Industry figures are also lining up to support a programme of mass improvements to the UK’s housing stock.

In May this year, the Construction Leadership Council set out a strategy that would help people save more than £400 on their energy bills each year, and improve the health of those in fuel poverty.

It said renovating the UK’s draughty homes to low-carbon standards would cost the government £5bn within the next four years but would create 100,000 jobs, cut people’s energy bills, increase tax revenue and bring tens of billions in economic benefits

Brian Berry, the chief executive of the Federation of Master Builders, said that all that was missing was the political will.

“We need a long-term commitment to get this market off the ground, giving confidence to consumers and the small builders who will be responsible for installing the bulk of these measures.”

He said “flash in the pan policies”, like the government’s green homes grant scheme which collapsed after six months, had helped no one “and risked increasing scepticism about much needed retrofit schemes” in the building trade

“The construction industry is united in calling for a national retrofit strategy,” he said.

The government’s own climate advisers, the Climate Change Committee, have also weighed into the debate.
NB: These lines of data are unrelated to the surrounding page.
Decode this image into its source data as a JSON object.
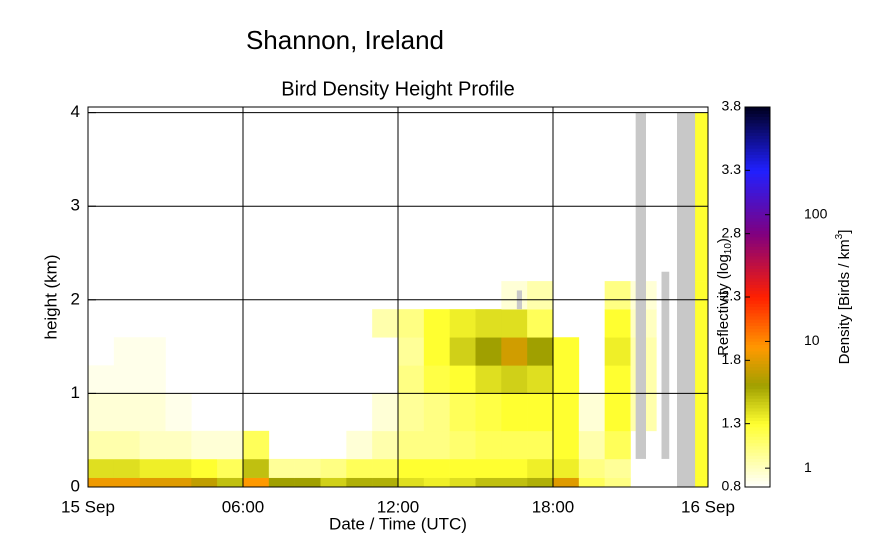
{
  "chart_data": {
    "type": "heatmap",
    "title": "Shannon, Ireland",
    "subtitle": "Bird Density Height Profile",
    "x_label": "Date / Time (UTC)",
    "y_label": "height (km)",
    "xlim": [
      0,
      24
    ],
    "xticks": [
      {
        "value": 0,
        "label": "15 Sep"
      },
      {
        "value": 6,
        "label": "06:00"
      },
      {
        "value": 12,
        "label": "12:00"
      },
      {
        "value": 18,
        "label": "18:00"
      },
      {
        "value": 24,
        "label": "16 Sep"
      }
    ],
    "ylim": [
      0,
      4.06
    ],
    "yticks": [
      0,
      1,
      2,
      3,
      4
    ],
    "grid": true,
    "x_edges": [
      0,
      1,
      2,
      3,
      4,
      5,
      6,
      7,
      8,
      9,
      10,
      11,
      12,
      13,
      14,
      15,
      16,
      17,
      18,
      19,
      20,
      21,
      22,
      23,
      24
    ],
    "y_edges": [
      0,
      0.1,
      0.3,
      0.6,
      1.0,
      1.3,
      1.6,
      1.9,
      2.2,
      4.0
    ],
    "z": [
      [
        1.85,
        1.85,
        1.8,
        1.8,
        1.7,
        1.5,
        1.9,
        1.6,
        1.6,
        1.45,
        1.55,
        1.55,
        1.4,
        1.35,
        1.4,
        1.5,
        1.5,
        1.55,
        1.8,
        1.2,
        1.1,
        null,
        null,
        1.3
      ],
      [
        1.4,
        1.4,
        1.35,
        1.35,
        1.3,
        1.2,
        1.5,
        1.05,
        1.05,
        1.1,
        1.2,
        1.2,
        1.3,
        1.3,
        1.3,
        1.3,
        1.3,
        1.35,
        1.35,
        1.1,
        1.05,
        null,
        null,
        1.3
      ],
      [
        1.0,
        1.0,
        0.95,
        0.95,
        0.9,
        0.9,
        1.2,
        null,
        null,
        null,
        0.9,
        1.0,
        1.1,
        1.1,
        1.15,
        1.2,
        1.2,
        1.2,
        1.3,
        1.0,
        1.2,
        null,
        null,
        1.3
      ],
      [
        0.9,
        0.9,
        0.9,
        0.85,
        null,
        null,
        null,
        null,
        null,
        null,
        null,
        0.9,
        1.05,
        1.1,
        1.2,
        1.25,
        1.3,
        1.3,
        1.3,
        0.9,
        1.3,
        1.0,
        null,
        1.3
      ],
      [
        0.85,
        0.85,
        0.85,
        null,
        null,
        null,
        null,
        null,
        null,
        null,
        null,
        null,
        1.1,
        1.25,
        1.3,
        1.4,
        1.45,
        1.4,
        1.3,
        null,
        1.3,
        1.0,
        null,
        1.3
      ],
      [
        null,
        0.85,
        0.85,
        null,
        null,
        null,
        null,
        null,
        null,
        null,
        null,
        null,
        1.05,
        1.3,
        1.45,
        1.6,
        1.75,
        1.6,
        1.3,
        null,
        1.35,
        1.0,
        null,
        1.3
      ],
      [
        null,
        null,
        null,
        null,
        null,
        null,
        null,
        null,
        null,
        null,
        null,
        1.0,
        1.1,
        1.3,
        1.35,
        1.4,
        1.4,
        1.2,
        null,
        null,
        1.3,
        0.95,
        null,
        1.3
      ],
      [
        null,
        null,
        null,
        null,
        null,
        null,
        null,
        null,
        null,
        null,
        null,
        null,
        null,
        null,
        null,
        null,
        0.9,
        1.0,
        null,
        null,
        1.1,
        0.9,
        null,
        1.3
      ],
      [
        null,
        null,
        null,
        null,
        null,
        null,
        null,
        null,
        null,
        null,
        null,
        null,
        null,
        null,
        null,
        null,
        null,
        null,
        null,
        null,
        null,
        null,
        null,
        1.3
      ]
    ],
    "no_data_color": "#c8c8c8",
    "no_data_areas": [
      [
        21.2,
        21.6,
        0.3,
        4.0
      ],
      [
        22.2,
        22.5,
        0.3,
        2.3
      ],
      [
        22.8,
        23.5,
        0,
        4.0
      ],
      [
        16.6,
        16.8,
        1.9,
        2.1
      ]
    ],
    "colormap": [
      [
        0.8,
        "#ffffff"
      ],
      [
        1.3,
        "#ffff30"
      ],
      [
        1.6,
        "#a0a000"
      ],
      [
        1.9,
        "#ff9900"
      ],
      [
        2.3,
        "#ff2000"
      ],
      [
        2.8,
        "#800080"
      ],
      [
        3.3,
        "#2020ff"
      ],
      [
        3.8,
        "#000020"
      ]
    ],
    "colorbar_label": [
      "Reflectivity (log",
      "10",
      ")"
    ],
    "clim": [
      0.8,
      3.8
    ],
    "cticks": [
      0.8,
      1.3,
      1.8,
      2.3,
      2.8,
      3.3,
      3.8
    ],
    "density_label": [
      "Density [Birds / km",
      "3",
      "]"
    ],
    "y2lim": [
      0.71,
      708
    ],
    "y2_log": true,
    "y2ticks": [
      1,
      10,
      100
    ]
  }
}
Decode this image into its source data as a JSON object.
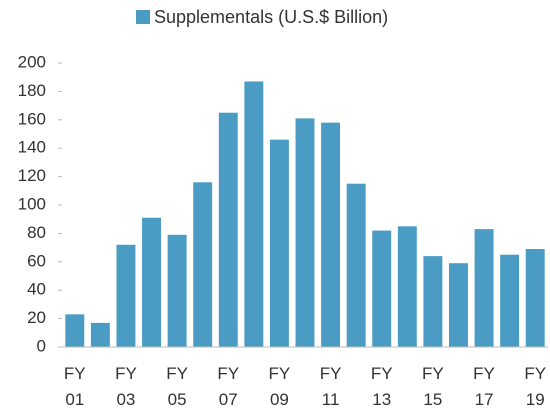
{
  "chart_data": {
    "type": "bar",
    "series": [
      {
        "name": "Supplementals (U.S.$ Billion)",
        "color": "#4a9cc4",
        "values": [
          23,
          17,
          72,
          91,
          79,
          116,
          165,
          187,
          146,
          161,
          158,
          115,
          82,
          85,
          64,
          59,
          83,
          65,
          69
        ]
      }
    ],
    "categories": [
      "FY 01",
      null,
      "FY 03",
      null,
      "FY 05",
      null,
      "FY 07",
      null,
      "FY 09",
      null,
      "FY 11",
      null,
      "FY 13",
      null,
      "FY 15",
      null,
      "FY 17",
      null,
      "FY 19"
    ],
    "ylim": [
      0,
      200
    ],
    "yticks": [
      0,
      20,
      40,
      60,
      80,
      100,
      120,
      140,
      160,
      180,
      200
    ],
    "legend": "top",
    "grid": false
  }
}
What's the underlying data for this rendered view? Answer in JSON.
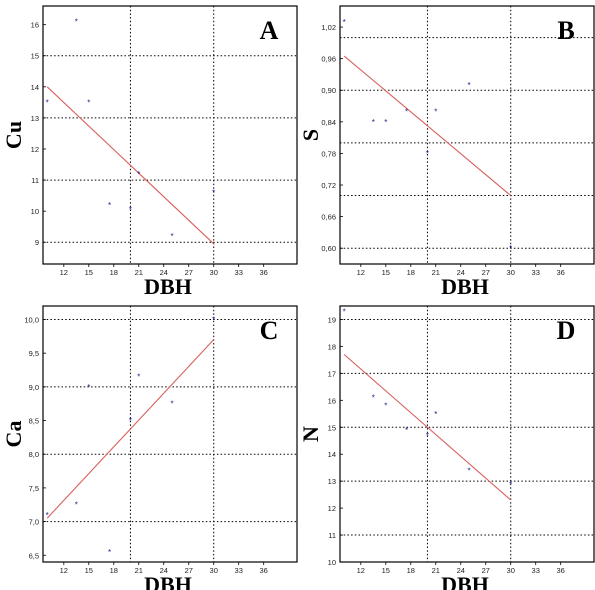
{
  "chart_data": [
    {
      "type": "scatter",
      "panel_label": "A",
      "xlabel": "DBH",
      "ylabel": "Cu",
      "xlim": [
        9.5,
        40
      ],
      "ylim": [
        8.3,
        16.6
      ],
      "x_ticks": [
        12,
        15,
        18,
        21,
        24,
        27,
        30,
        33,
        36
      ],
      "x_tick_labels": [
        "12",
        "15",
        "18",
        "21",
        "24",
        "27",
        "30",
        "33",
        "36"
      ],
      "y_ticks": [
        9,
        10,
        11,
        12,
        13,
        14,
        15,
        16
      ],
      "y_tick_labels": [
        "9",
        "10",
        "11",
        "12",
        "13",
        "14",
        "15",
        "16"
      ],
      "x_grid": [
        20,
        30
      ],
      "y_grid": [
        9,
        11,
        13,
        15
      ],
      "points": [
        {
          "x": 10,
          "y": 13.5
        },
        {
          "x": 13.5,
          "y": 16.1
        },
        {
          "x": 15,
          "y": 13.5
        },
        {
          "x": 17.5,
          "y": 10.2
        },
        {
          "x": 20,
          "y": 10.05
        },
        {
          "x": 21,
          "y": 11.2
        },
        {
          "x": 25,
          "y": 9.2
        },
        {
          "x": 30,
          "y": 10.6
        }
      ],
      "fit_line": [
        {
          "x": 10,
          "y": 14
        },
        {
          "x": 30,
          "y": 8.95
        }
      ]
    },
    {
      "type": "scatter",
      "panel_label": "B",
      "xlabel": "DBH",
      "ylabel": "S",
      "xlim": [
        9.5,
        40
      ],
      "ylim": [
        0.57,
        1.06
      ],
      "x_ticks": [
        12,
        15,
        18,
        21,
        24,
        27,
        30,
        33,
        36
      ],
      "x_tick_labels": [
        "12",
        "15",
        "18",
        "21",
        "24",
        "27",
        "30",
        "33",
        "36"
      ],
      "y_ticks": [
        0.6,
        0.66,
        0.72,
        0.78,
        0.84,
        0.9,
        0.96,
        1.02
      ],
      "y_tick_labels": [
        "0,60",
        "0,66",
        "0,72",
        "0,78",
        "0,84",
        "0,90",
        "0,96",
        "1,02"
      ],
      "x_grid": [
        20,
        30
      ],
      "y_grid": [
        0.6,
        0.7,
        0.8,
        0.9,
        1.0
      ],
      "points": [
        {
          "x": 10,
          "y": 1.03
        },
        {
          "x": 13.5,
          "y": 0.84
        },
        {
          "x": 15,
          "y": 0.84
        },
        {
          "x": 17.5,
          "y": 0.86
        },
        {
          "x": 20,
          "y": 0.78
        },
        {
          "x": 21,
          "y": 0.86
        },
        {
          "x": 25,
          "y": 0.91
        },
        {
          "x": 30,
          "y": 0.6
        }
      ],
      "fit_line": [
        {
          "x": 10,
          "y": 0.965
        },
        {
          "x": 30,
          "y": 0.7
        }
      ]
    },
    {
      "type": "scatter",
      "panel_label": "C",
      "xlabel": "DBH",
      "ylabel": "Ca",
      "xlim": [
        9.5,
        40
      ],
      "ylim": [
        6.4,
        10.2
      ],
      "x_ticks": [
        12,
        15,
        18,
        21,
        24,
        27,
        30,
        33,
        36
      ],
      "x_tick_labels": [
        "12",
        "15",
        "18",
        "21",
        "24",
        "27",
        "30",
        "33",
        "36"
      ],
      "y_ticks": [
        6.5,
        7,
        7.5,
        8,
        8.5,
        9,
        9.5,
        10
      ],
      "y_tick_labels": [
        "6,5",
        "7,0",
        "7,5",
        "8,0",
        "8,5",
        "9,0",
        "9,5",
        "10,0"
      ],
      "x_grid": [
        20,
        30
      ],
      "y_grid": [
        7,
        8,
        9,
        10
      ],
      "points": [
        {
          "x": 10,
          "y": 7.1
        },
        {
          "x": 13.5,
          "y": 7.25
        },
        {
          "x": 15,
          "y": 9.0
        },
        {
          "x": 17.5,
          "y": 6.55
        },
        {
          "x": 20,
          "y": 8.5
        },
        {
          "x": 21,
          "y": 9.15
        },
        {
          "x": 25,
          "y": 8.75
        },
        {
          "x": 30,
          "y": 10.0
        }
      ],
      "fit_line": [
        {
          "x": 10,
          "y": 7.05
        },
        {
          "x": 30,
          "y": 9.7
        }
      ]
    },
    {
      "type": "scatter",
      "panel_label": "D",
      "xlabel": "DBH",
      "ylabel": "N",
      "xlim": [
        9.5,
        40
      ],
      "ylim": [
        10,
        19.5
      ],
      "x_ticks": [
        12,
        15,
        18,
        21,
        24,
        27,
        30,
        33,
        36
      ],
      "x_tick_labels": [
        "12",
        "15",
        "18",
        "21",
        "24",
        "27",
        "30",
        "33",
        "36"
      ],
      "y_ticks": [
        10,
        11,
        12,
        13,
        14,
        15,
        16,
        17,
        18,
        19
      ],
      "y_tick_labels": [
        "10",
        "11",
        "12",
        "13",
        "14",
        "15",
        "16",
        "17",
        "18",
        "19"
      ],
      "x_grid": [
        20,
        30
      ],
      "y_grid": [
        11,
        13,
        15,
        17,
        19
      ],
      "points": [
        {
          "x": 10,
          "y": 19.3
        },
        {
          "x": 13.5,
          "y": 16.1
        },
        {
          "x": 15,
          "y": 15.8
        },
        {
          "x": 17.5,
          "y": 14.9
        },
        {
          "x": 20,
          "y": 14.7
        },
        {
          "x": 21,
          "y": 15.5
        },
        {
          "x": 25,
          "y": 13.4
        },
        {
          "x": 30,
          "y": 12.9
        }
      ],
      "fit_line": [
        {
          "x": 10,
          "y": 17.7
        },
        {
          "x": 30,
          "y": 12.3
        }
      ]
    }
  ]
}
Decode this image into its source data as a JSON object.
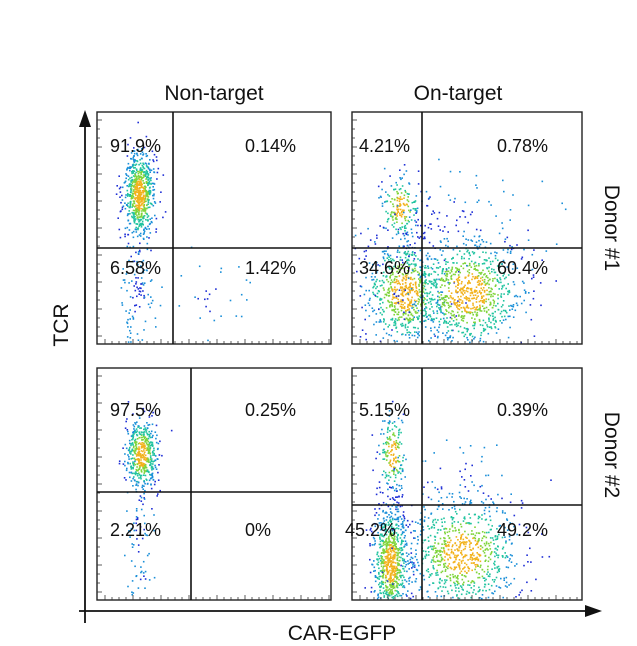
{
  "chart_data": {
    "type": "scatter",
    "xlabel": "CAR-EGFP",
    "ylabel": "TCR",
    "columns": [
      "Non-target",
      "On-target"
    ],
    "rows": [
      "Donor #1",
      "Donor #2"
    ],
    "panels": [
      {
        "column": "Non-target",
        "row": "Donor #1",
        "quadrants": {
          "upper_left": "91.9%",
          "upper_right": "0.14%",
          "lower_left": "6.58%",
          "lower_right": "1.42%"
        }
      },
      {
        "column": "On-target",
        "row": "Donor #1",
        "quadrants": {
          "upper_left": "4.21%",
          "upper_right": "0.78%",
          "lower_left": "34.6%",
          "lower_right": "60.4%"
        }
      },
      {
        "column": "Non-target",
        "row": "Donor #2",
        "quadrants": {
          "upper_left": "97.5%",
          "upper_right": "0.25%",
          "lower_left": "2.21%",
          "lower_right": "0%"
        }
      },
      {
        "column": "On-target",
        "row": "Donor #2",
        "quadrants": {
          "upper_left": "5.15%",
          "upper_right": "0.39%",
          "lower_left": "45.2%",
          "lower_right": "49.2%"
        }
      }
    ],
    "colors": {
      "sparse": "#1f2fd6",
      "low": "#1a8fd8",
      "mid": "#22c4a0",
      "high": "#7fd43a",
      "peak": "#f2b21c"
    }
  }
}
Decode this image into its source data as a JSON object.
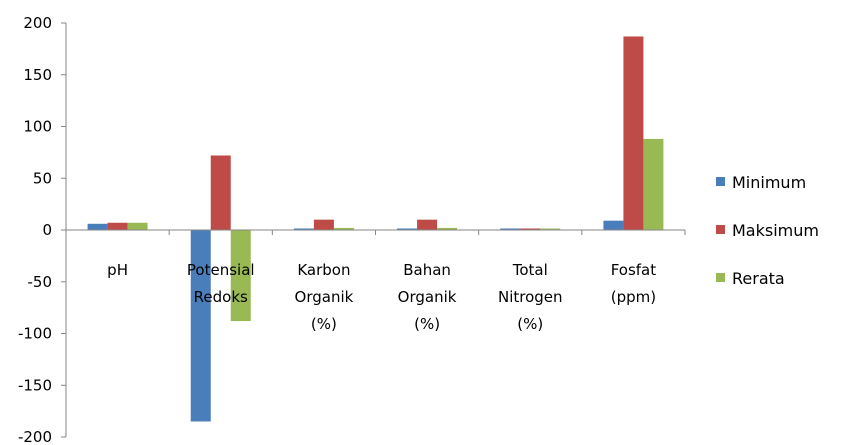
{
  "chart_data": {
    "type": "bar",
    "categories": [
      [
        "pH"
      ],
      [
        "Potensial",
        "Redoks"
      ],
      [
        "Karbon",
        "Organik",
        "(%)"
      ],
      [
        "Bahan",
        "Organik",
        "(%)"
      ],
      [
        "Total",
        "Nitrogen",
        "(%)"
      ],
      [
        "Fosfat",
        "(ppm)"
      ]
    ],
    "series": [
      {
        "name": "Minimum",
        "color": "#4A7EBB",
        "values": [
          6,
          -185,
          1,
          1,
          0.5,
          9
        ]
      },
      {
        "name": "Maksimum",
        "color": "#BE4B48",
        "values": [
          7,
          72,
          10,
          10,
          1,
          187
        ]
      },
      {
        "name": "Rerata",
        "color": "#98B954",
        "values": [
          7,
          -88,
          2,
          2,
          0.5,
          88
        ]
      }
    ],
    "ylim": [
      -200,
      200
    ],
    "yticks": [
      200,
      150,
      100,
      50,
      0,
      -50,
      -100,
      -150,
      -200
    ],
    "legend_position": "right",
    "grid": false
  }
}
Their latest report argues that improving energy efficiency in homes must be an urgent government priority to 2030 and beyond if the UK is to meet its legally emissions targets.

But despite these growing calls to action experts say little has changed in the past decade. The UK’s housing stock remains some of the worst in Europe with almost 10,000 people a year thought to die from fuel poverty. Millions more struggle with poor physical and mental health caused by cold and damp living conditions and emissions from buildings still account for 17% of the country’s greenhouse gas emissions.

Jan Rosenow, an academic and policy expert who is currently advising a Commons committee on decarbonising heating, has been working on improving the UK’s housing stock for the past 15 years. He said the failure to act was down to a lack of political will.

“There has been a lack of political leadership on energy efficiency that goes back more than a decade. Funding for energy efficiency has been cut significantly. New policies were designed poorly.”

Rosenow, who is the Europe director of the clean energy thinktank the Regulatory Assistance Project, said other countries such as Germany and France had longstanding programmes to support retrofitting and improving homes.

“It works in other countries which have well funded and longstanding programmes … it just hasn’t happened here because it has not been a high priority for policymakers.”

And ahead of the UN Cop26 climate summit in Glasgow in November, experts warn there is no way the UK can meet its climate targets without a mass programme of insulation and home improvements.

Prof Kevin Anderson, one of the world’s leading climate scientists, said: “If the government is serious about delivering on its climate commitments, it needs a major programme of rapidly retrofitting millions of UK homes.”

He said concerns about costs were the “astrology of narrow economics” and called on government to avoid any more pilot schemes or tweaks to regulation.

“This would provide long-term, secure and high-quality jobs, eliminate the blight of fuel poverty and hence increase the health of the more vulnerable in our society … it demands informed and visionary leadership allied with the courage to ignore the relentless lobbying of business-as-usual.”